Question 12: Based on these plots, is there any systematic relationship of the residuals with the fitted values? Don’t be concerned with perfection; focus on large deviations on this and the next three questions.
Question 13: Are the residuals normally distributed?
Question 14: Does the size of the residuals change markedly with the position along the regression (i.e, are the residuals heteroscedastic or are they homoscedastic)?.
Question 15: Do any data points have an unusually large effect on the regression (in other words, are any residuals simultaneously large and have high leverage)?
Question 16: Considering your answer to these four questions, are the assumptions of the least-squares regression met for the Carters Formation? Explain, but be succinct.
Finally, undo the command you used in Part 1 that allowed you to use dollar-sign notation.

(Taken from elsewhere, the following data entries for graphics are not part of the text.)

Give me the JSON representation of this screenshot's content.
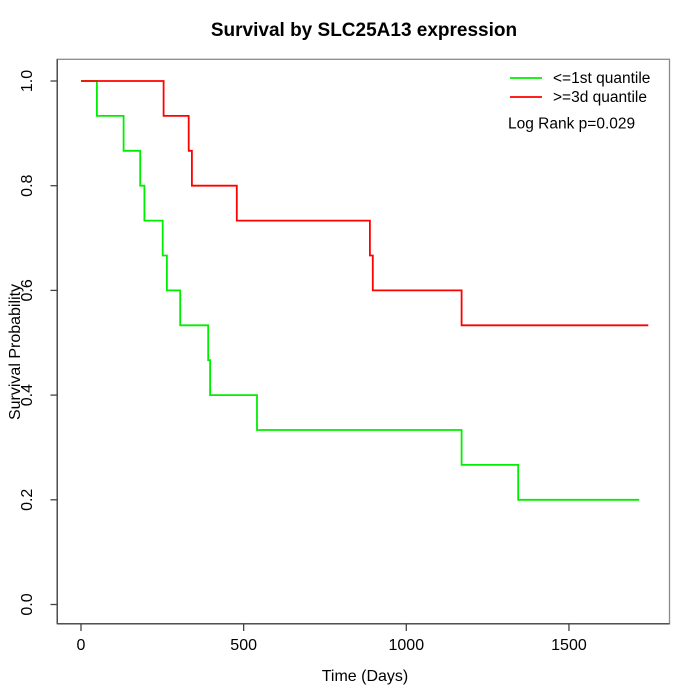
{
  "window": {
    "background_color": "#FFFFFF"
  },
  "colors": {
    "plot_border": "#8A8A8A",
    "axis_line": "#444444",
    "tick_text": "#000000",
    "title_text": "#000000",
    "series_low": "#00EE00",
    "series_high": "#FF0000"
  },
  "chart_data": {
    "type": "line",
    "subtype": "kaplan-meier-step",
    "title": "Survival by SLC25A13 expression",
    "xlabel": "Time (Days)",
    "ylabel": "Survival Probability",
    "xlim": [
      0,
      1810
    ],
    "ylim": [
      0.0,
      1.0
    ],
    "xticks": [
      0,
      500,
      1000,
      1500
    ],
    "xtick_labels": [
      "0",
      "500",
      "1000",
      "1500"
    ],
    "yticks": [
      0.0,
      0.2,
      0.4,
      0.6,
      0.8,
      1.0
    ],
    "ytick_labels": [
      "0.0",
      "0.2",
      "0.4",
      "0.6",
      "0.8",
      "1.0"
    ],
    "grid": false,
    "legend_position": "top-right",
    "annotation": "Log Rank p=0.029",
    "series": [
      {
        "name": "<=1st quantile",
        "color": "#00EE00",
        "steps": [
          [
            0,
            1.0
          ],
          [
            49,
            0.9333
          ],
          [
            131,
            0.8667
          ],
          [
            182,
            0.8
          ],
          [
            195,
            0.7333
          ],
          [
            251,
            0.6667
          ],
          [
            264,
            0.6
          ],
          [
            305,
            0.5333
          ],
          [
            391,
            0.4667
          ],
          [
            397,
            0.4
          ],
          [
            541,
            0.3333
          ],
          [
            1170,
            0.2667
          ],
          [
            1344,
            0.2
          ]
        ],
        "end_time": 1716
      },
      {
        "name": ">=3d quantile",
        "color": "#FF0000",
        "steps": [
          [
            0,
            1.0
          ],
          [
            254,
            0.9333
          ],
          [
            331,
            0.8667
          ],
          [
            341,
            0.8
          ],
          [
            479,
            0.7333
          ],
          [
            888,
            0.6667
          ],
          [
            897,
            0.6
          ],
          [
            1170,
            0.5333
          ]
        ],
        "end_time": 1744
      }
    ]
  }
}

Quit R and re-run everything in your commands file. Verify that when you paste the code into the terminal, all the code runs without any interaction from you. Verify that your code runs without errors or warnings other than those computing exact p-values with ties. Verify that you can open the two PDF files and that they are correctly named. Always test your code this way. Future you (and your colleagues) will appreciate that your code is reliable.
Format your commands file following the standard instructions. E-mail your commands file to stratum@uga.edu. The subject of your email should be 8370 problem set 7. Do not send me the data file, as I have it already. This problem set is due by 2:00 PM, Wednesday, 22 October. You get a couple extra days to do this one because I will be at the GSA meeting and unable to grade them at my usual time. Still, I am aiming to get this back to you before your final problem set is due.